Attorno al tavolo ci furono varie occhiate
sconcertate. Le star lì riunite, era chiaro, si sentivano offese. La prima a
riprendersi fu la donna, che emise un sospiro triste, come se il mondo le fosse
appena stato deposto sulle spalle.
«Tuttavia state per farlo, no? Di “accettare il
caso”, come dite voi».
Pennington sorrise di nuovo, vagamente
enigmatico. Assomigliava sempre di più a un gatto che fa le fusa e, come un
gatto, sembrava pronto per farsi lisciare.
«Sarete ricompensati» disse Lennon, secco.
Nastasia rise. Una risata cristallina,
insolente, da bambina viziata.
Lennon si alzò in piedi, imitato dagli altri.
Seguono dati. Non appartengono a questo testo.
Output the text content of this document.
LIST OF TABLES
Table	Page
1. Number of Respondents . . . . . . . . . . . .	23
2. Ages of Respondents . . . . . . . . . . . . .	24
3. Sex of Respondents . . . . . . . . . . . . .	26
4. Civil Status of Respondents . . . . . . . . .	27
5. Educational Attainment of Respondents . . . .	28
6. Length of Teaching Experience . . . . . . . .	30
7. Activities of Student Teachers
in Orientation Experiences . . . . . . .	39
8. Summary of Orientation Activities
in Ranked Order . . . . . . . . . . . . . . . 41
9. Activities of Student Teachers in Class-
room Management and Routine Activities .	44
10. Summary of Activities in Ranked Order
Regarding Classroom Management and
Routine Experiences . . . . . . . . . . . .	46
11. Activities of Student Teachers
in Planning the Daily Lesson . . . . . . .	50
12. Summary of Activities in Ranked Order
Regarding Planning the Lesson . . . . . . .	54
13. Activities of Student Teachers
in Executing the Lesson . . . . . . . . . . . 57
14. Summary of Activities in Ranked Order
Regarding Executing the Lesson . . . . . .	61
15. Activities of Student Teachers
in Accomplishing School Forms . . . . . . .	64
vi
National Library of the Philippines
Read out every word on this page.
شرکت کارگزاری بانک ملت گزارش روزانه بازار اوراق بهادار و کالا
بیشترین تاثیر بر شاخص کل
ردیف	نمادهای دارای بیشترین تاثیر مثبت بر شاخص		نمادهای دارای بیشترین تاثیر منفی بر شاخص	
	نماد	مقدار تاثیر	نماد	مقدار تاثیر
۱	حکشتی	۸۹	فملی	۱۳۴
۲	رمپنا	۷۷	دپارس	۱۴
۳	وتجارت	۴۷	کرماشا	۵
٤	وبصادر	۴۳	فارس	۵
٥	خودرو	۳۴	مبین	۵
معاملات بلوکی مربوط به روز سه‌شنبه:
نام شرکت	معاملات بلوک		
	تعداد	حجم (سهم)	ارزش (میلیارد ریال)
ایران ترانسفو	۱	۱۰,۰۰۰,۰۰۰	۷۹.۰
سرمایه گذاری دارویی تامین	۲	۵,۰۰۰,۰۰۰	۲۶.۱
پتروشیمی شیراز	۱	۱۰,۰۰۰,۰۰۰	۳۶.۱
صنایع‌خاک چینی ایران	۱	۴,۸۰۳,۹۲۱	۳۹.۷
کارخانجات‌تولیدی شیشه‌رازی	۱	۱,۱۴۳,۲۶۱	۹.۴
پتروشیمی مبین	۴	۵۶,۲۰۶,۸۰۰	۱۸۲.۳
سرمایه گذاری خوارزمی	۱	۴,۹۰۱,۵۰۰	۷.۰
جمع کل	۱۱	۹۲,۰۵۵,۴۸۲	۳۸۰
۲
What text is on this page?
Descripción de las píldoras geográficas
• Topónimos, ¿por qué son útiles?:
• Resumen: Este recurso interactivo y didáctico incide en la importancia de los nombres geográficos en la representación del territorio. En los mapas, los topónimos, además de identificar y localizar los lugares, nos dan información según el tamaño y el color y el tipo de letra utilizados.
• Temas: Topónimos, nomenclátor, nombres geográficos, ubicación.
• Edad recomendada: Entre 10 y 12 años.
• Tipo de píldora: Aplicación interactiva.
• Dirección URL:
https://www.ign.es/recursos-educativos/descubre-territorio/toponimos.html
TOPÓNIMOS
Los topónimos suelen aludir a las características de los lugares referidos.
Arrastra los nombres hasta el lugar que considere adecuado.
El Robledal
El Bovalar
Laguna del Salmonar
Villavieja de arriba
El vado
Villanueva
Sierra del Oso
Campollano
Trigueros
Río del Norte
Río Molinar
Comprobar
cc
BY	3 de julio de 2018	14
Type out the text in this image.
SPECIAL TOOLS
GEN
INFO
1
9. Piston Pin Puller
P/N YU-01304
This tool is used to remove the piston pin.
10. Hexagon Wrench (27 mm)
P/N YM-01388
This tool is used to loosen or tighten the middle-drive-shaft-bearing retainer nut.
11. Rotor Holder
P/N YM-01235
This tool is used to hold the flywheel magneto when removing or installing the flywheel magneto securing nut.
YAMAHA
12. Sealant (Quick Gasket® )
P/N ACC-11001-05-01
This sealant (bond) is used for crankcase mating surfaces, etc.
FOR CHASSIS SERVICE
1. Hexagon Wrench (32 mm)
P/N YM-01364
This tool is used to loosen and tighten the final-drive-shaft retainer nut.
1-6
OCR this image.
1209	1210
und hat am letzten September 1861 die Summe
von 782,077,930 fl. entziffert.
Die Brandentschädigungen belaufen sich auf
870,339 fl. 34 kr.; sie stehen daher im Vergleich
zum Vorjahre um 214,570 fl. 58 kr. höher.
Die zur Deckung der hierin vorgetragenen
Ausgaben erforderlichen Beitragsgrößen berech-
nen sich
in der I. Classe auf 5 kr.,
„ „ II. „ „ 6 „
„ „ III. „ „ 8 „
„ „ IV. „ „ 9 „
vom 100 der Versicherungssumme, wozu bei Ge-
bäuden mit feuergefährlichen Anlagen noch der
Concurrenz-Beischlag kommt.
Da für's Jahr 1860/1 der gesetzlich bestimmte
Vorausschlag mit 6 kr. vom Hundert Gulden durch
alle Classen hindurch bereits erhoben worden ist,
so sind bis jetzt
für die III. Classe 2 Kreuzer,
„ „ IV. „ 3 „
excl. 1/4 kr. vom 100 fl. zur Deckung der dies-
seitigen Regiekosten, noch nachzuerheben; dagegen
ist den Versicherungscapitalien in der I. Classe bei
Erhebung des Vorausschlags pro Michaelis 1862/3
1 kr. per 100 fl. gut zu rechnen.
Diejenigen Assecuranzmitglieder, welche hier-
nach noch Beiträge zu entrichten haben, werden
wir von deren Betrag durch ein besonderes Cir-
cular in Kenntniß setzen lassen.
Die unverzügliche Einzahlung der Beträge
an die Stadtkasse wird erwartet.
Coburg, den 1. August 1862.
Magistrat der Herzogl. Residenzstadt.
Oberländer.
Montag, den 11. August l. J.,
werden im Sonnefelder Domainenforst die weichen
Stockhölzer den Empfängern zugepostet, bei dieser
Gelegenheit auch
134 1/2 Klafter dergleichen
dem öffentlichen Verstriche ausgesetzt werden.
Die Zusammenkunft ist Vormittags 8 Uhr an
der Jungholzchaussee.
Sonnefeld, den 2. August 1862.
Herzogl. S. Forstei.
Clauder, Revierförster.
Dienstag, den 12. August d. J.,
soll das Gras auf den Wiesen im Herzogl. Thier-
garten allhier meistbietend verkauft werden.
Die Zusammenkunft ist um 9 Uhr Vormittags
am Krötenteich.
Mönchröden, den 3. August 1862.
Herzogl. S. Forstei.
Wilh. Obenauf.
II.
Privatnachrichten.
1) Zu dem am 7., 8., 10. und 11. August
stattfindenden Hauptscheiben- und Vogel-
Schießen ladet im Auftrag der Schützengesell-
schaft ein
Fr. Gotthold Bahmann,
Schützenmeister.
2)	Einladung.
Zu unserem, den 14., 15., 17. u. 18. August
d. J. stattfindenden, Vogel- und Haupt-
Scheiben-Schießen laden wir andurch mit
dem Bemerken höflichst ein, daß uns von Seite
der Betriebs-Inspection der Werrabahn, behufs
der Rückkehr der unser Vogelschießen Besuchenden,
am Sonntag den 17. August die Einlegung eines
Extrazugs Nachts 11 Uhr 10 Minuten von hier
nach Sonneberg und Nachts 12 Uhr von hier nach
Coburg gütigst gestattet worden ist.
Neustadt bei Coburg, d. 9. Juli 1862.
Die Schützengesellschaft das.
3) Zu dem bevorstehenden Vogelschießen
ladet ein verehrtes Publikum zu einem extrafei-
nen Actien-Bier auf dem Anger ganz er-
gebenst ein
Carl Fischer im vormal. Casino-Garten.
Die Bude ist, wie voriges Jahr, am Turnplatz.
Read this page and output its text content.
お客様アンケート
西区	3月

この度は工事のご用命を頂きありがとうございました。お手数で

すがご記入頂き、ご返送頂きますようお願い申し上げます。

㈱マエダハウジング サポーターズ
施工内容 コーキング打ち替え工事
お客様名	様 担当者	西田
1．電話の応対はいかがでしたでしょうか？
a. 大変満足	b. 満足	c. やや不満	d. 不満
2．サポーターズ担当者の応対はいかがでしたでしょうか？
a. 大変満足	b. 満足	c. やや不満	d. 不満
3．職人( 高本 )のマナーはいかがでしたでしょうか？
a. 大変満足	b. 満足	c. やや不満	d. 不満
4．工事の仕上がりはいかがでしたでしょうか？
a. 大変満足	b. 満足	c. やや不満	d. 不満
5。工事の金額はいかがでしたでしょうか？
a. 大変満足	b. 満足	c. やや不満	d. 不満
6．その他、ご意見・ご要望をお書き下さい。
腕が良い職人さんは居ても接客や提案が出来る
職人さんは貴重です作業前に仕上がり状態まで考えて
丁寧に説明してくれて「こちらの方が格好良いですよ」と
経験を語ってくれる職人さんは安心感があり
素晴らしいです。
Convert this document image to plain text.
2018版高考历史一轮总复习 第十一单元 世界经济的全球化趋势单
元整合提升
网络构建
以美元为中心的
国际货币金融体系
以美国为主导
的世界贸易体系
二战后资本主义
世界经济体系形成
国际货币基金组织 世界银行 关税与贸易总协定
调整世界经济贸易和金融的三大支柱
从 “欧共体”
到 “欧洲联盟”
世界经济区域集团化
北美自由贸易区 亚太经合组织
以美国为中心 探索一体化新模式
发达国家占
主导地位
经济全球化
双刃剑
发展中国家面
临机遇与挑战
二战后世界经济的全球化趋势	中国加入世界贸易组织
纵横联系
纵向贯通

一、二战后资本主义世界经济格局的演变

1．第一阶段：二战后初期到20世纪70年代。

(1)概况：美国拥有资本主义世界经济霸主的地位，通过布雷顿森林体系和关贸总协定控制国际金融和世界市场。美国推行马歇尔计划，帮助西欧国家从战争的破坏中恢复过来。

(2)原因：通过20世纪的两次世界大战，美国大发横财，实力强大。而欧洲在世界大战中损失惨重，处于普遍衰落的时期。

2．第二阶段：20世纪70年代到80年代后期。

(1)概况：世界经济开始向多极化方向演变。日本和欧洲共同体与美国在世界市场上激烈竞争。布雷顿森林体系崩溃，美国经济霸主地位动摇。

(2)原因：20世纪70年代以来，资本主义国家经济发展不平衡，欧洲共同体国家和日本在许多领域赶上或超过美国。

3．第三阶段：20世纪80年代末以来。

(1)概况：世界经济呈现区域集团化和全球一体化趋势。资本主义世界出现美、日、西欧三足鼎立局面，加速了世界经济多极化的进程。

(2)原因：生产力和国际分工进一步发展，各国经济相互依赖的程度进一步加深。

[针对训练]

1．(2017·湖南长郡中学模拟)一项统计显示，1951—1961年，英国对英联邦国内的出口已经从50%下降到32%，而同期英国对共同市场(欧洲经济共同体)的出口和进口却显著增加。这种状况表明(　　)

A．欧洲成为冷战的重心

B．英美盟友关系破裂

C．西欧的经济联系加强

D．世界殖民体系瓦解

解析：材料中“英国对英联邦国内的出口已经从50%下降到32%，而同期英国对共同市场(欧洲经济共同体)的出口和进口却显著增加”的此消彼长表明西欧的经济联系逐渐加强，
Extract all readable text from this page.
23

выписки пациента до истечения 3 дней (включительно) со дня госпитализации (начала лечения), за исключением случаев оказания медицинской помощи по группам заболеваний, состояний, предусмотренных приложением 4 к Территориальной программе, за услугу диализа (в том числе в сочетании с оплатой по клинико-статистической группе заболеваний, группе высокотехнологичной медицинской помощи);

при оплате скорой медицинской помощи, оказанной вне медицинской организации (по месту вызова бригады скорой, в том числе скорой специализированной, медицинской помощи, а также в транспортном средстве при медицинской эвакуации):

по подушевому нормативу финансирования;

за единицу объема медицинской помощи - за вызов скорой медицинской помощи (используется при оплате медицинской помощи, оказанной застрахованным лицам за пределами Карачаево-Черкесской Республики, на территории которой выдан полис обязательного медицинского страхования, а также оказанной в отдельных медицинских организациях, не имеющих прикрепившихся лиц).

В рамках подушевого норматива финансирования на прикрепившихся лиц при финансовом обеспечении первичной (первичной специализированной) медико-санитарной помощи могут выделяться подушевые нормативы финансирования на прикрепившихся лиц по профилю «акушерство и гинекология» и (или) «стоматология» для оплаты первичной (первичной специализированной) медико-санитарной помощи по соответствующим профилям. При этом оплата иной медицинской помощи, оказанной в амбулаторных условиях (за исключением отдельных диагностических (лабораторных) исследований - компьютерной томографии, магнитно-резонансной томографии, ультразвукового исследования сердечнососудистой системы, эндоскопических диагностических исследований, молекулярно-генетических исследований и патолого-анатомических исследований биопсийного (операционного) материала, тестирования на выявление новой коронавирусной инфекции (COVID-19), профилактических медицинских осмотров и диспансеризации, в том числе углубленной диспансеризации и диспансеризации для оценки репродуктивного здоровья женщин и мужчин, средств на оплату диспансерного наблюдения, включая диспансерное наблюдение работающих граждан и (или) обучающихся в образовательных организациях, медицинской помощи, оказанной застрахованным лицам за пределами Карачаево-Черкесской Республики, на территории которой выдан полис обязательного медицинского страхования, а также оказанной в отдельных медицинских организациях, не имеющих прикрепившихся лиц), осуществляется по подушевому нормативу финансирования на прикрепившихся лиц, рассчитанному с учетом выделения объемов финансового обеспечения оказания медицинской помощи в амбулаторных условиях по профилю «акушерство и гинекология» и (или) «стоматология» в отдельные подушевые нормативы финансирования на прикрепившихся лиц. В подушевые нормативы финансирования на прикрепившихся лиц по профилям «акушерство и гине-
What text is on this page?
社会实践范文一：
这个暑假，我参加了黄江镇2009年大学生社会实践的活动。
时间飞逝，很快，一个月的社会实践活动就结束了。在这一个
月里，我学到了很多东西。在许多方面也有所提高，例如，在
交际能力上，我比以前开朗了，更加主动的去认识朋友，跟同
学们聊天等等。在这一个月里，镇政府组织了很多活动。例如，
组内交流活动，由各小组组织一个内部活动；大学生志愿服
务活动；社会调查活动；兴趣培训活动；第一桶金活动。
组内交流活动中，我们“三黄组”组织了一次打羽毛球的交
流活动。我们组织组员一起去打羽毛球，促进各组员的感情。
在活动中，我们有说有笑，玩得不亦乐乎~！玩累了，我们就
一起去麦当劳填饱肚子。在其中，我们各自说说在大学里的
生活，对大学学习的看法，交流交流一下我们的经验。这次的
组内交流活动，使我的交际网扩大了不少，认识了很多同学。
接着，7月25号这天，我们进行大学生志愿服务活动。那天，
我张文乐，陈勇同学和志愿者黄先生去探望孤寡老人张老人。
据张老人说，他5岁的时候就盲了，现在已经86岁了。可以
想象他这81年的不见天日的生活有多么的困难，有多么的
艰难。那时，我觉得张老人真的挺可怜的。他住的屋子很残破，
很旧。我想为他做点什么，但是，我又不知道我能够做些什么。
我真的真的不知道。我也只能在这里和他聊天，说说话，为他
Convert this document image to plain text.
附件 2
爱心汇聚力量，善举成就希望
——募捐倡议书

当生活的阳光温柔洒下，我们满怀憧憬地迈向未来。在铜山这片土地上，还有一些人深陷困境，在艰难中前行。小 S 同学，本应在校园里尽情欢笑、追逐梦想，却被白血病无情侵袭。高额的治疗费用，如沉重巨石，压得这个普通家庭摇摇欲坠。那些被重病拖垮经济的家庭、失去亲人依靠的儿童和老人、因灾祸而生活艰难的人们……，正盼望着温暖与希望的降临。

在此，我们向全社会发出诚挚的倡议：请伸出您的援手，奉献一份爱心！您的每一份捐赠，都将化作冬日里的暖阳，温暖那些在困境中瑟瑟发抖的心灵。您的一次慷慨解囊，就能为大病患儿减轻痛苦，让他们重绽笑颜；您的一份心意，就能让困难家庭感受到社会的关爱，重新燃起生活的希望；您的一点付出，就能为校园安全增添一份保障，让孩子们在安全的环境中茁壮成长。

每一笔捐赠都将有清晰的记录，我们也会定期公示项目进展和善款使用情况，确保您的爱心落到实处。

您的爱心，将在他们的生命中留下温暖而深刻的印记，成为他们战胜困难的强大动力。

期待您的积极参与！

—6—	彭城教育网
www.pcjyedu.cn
«Vi faremo avere un accordo» li informò, come
se il patto fosse ormai stipulato. E forse era proprio così, per quel che li
concerneva.
Cobain batté gli indici sul tavolo, prima il
sinistro e poi il destro, e viceversa. Li gratificò di un ultimo ghigno di
derisione, mentre il tempo in quattro quarti iniziava a formarsi.
Le fiamme, nel camino, si alzarono di colpo.
Cobain aggiunse al ritmo maggiore complessità e cominciò a fischiettare.
Le cinque figure iniziarono a rarefarsi, in un
processo contrario a quello dell’apparizione.
Nastasia fece in tempo a cogliere un
ammiccamento di sfida correre da Cobain a Lennon, prima che diventassero troppo
evanescenti perché si potessero leggere le loro espressioni. Lennon alzò ancora
una volta gli occhi al cielo, come se trovasse la provocazione puerile.
La musica continuò, crebbe di intensità, il
fuoco scoppiettò vivace, le lampadine tremolarono al ritmo del fischiettare
dell’uomo.
Una voce roca si inserì nel flusso,
evidentemente divertita.
Time, is on my side... yes, it is...
La pendola batté il suo silenzioso rintocco
della mezza sulle ultime parole udibili, prima che la stanza ritornasse al
silenzio.
Weasley Pennington e Nastasia Scott-Greene
erano ancora seduti al tavolo. Di fronte a loro non c’era più nessuno. L’unico
segno che qualcosa fosse successo era l’aroma dolciastro del tabacco nell’aria,
che si assottigliava sempre di più, fino a sparire.